Jing Qi appliqua à la lettre l’ancienne anecdote sur la dynastie précédente, selon laquelle il fallait savoir « entendre sans lever la tête », et souffla une phrase unique : « As-tu entendu quelque chose ? »

Ping An en fut livide. « Maître, vous élevez un loup aux yeux blancs ! » (NT : un ingrat.)

L’ancien intendant, ayant officiellement démissionné à la fin de l’année précédente, était retourné dans sa demeure pour y prendre sa retraite. Ainsi, toutes les affaires du domaine du Prince Nanning reposaient désormais sur Ping An. Ses débuts furent chaotiques : les tâches s’accumulaient, la gestion le mettait à rude épreuve, et chaque jour, d’immenses cernes s’étalaient sous ses yeux comme s’il était un chien épuisé.

Jing Qi, cependant, ne s’en souciait guère. Si la gestion d’une affaire devait être bâclée, alors qu’il en soit ainsi. Il restait conscient des variations entre pertes et gains, sans jamais relever les erreurs, et lorsqu’il arrivait que des possessions insignifiantes se volatilisassent, il n’en éprouvait ni contrariété ni regret. Sachant que le garçon devait tâtonner avant de pouvoir s’améliorer, il le laissa expérimenter par lui-même, ne prodiguant que quelques conseils à l’occasion.
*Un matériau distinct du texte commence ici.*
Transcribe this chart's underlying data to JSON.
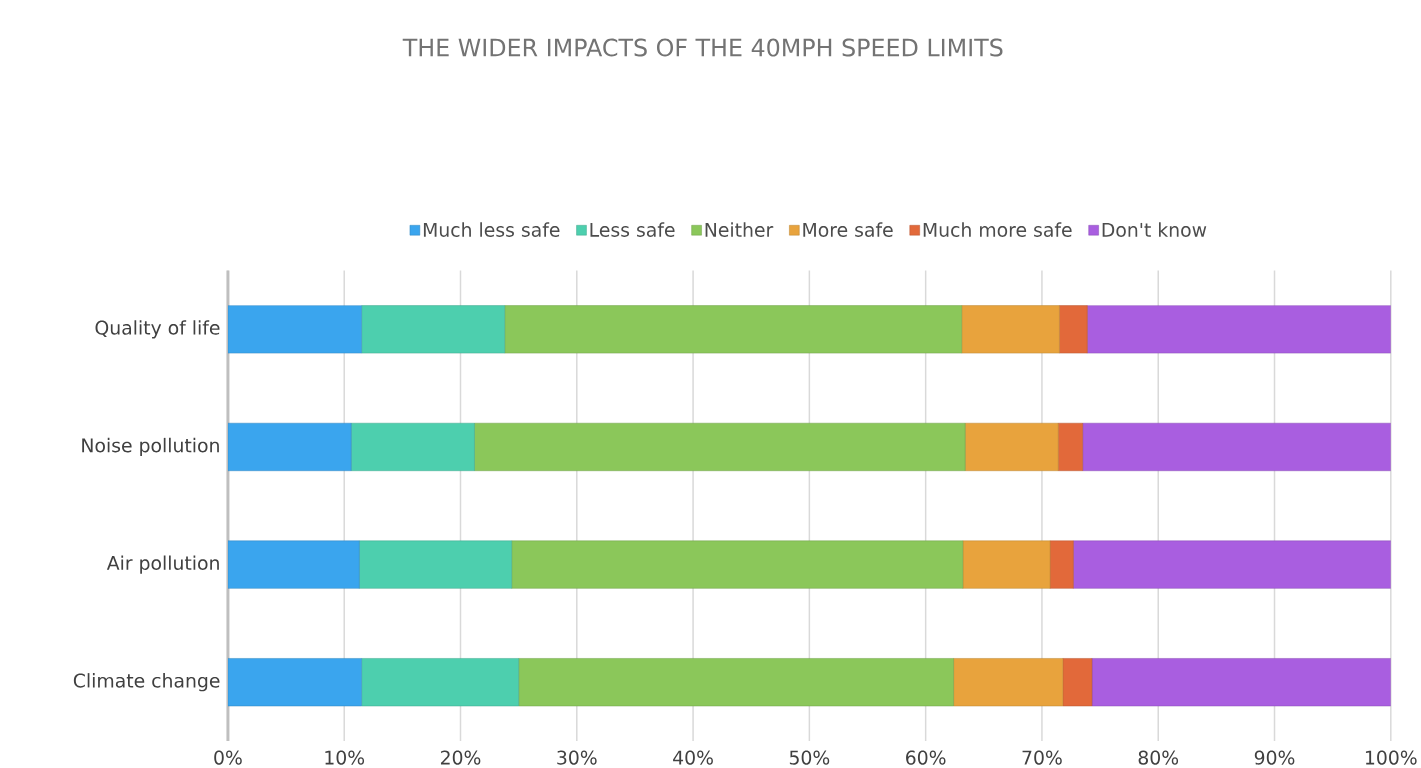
{
  "chart_data": {
    "type": "bar",
    "orientation": "horizontal",
    "stacked": true,
    "title": "THE WIDER IMPACTS OF THE 40MPH SPEED LIMITS",
    "categories": [
      "Quality of life",
      "Noise pollution",
      "Air pollution",
      "Climate change"
    ],
    "series": [
      {
        "name": "Much less safe",
        "color": "#3aa5ee",
        "values": [
          11.5,
          10.6,
          11.3,
          11.5
        ]
      },
      {
        "name": "Less safe",
        "color": "#4dcfae",
        "values": [
          12.3,
          10.6,
          13.1,
          13.5
        ]
      },
      {
        "name": "Neither",
        "color": "#8bc75a",
        "values": [
          39.3,
          42.2,
          38.8,
          37.4
        ]
      },
      {
        "name": "More safe",
        "color": "#e8a33d",
        "values": [
          8.4,
          8.0,
          7.5,
          9.4
        ]
      },
      {
        "name": "Much more safe",
        "color": "#e2693a",
        "values": [
          2.4,
          2.1,
          2.0,
          2.5
        ]
      },
      {
        "name": "Don't know",
        "color": "#a95ee0",
        "values": [
          26.1,
          26.5,
          27.3,
          25.7
        ]
      }
    ],
    "xlim": [
      0,
      100
    ],
    "xticks": [
      {
        "value": 0,
        "label": "0%"
      },
      {
        "value": 10,
        "label": "10%"
      },
      {
        "value": 20,
        "label": "20%"
      },
      {
        "value": 30,
        "label": "30%"
      },
      {
        "value": 40,
        "label": "40%"
      },
      {
        "value": 50,
        "label": "50%"
      },
      {
        "value": 60,
        "label": "60%"
      },
      {
        "value": 70,
        "label": "70%"
      },
      {
        "value": 80,
        "label": "80%"
      },
      {
        "value": 90,
        "label": "90%"
      },
      {
        "value": 100,
        "label": "100%"
      }
    ],
    "grid": "x",
    "legend": "top"
  }
}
On pouvait aussi dire qu’il possédait un talent naturel pour cela. Ping An, sous ses airs d’idiot, était en réalité un enfant d’une grande sagesse. Il paraissait naïf, mais dès qu’il prit en main la gestion, il s’y montra exceptionnel. Il ne fallut pas longtemps pour que les petites affaires du domaine, les fermes et les commerces, les mouvements d’argent ainsi que les pots-de-vin, fussent administrés avec aisance, faisant de lui un assistant compétent.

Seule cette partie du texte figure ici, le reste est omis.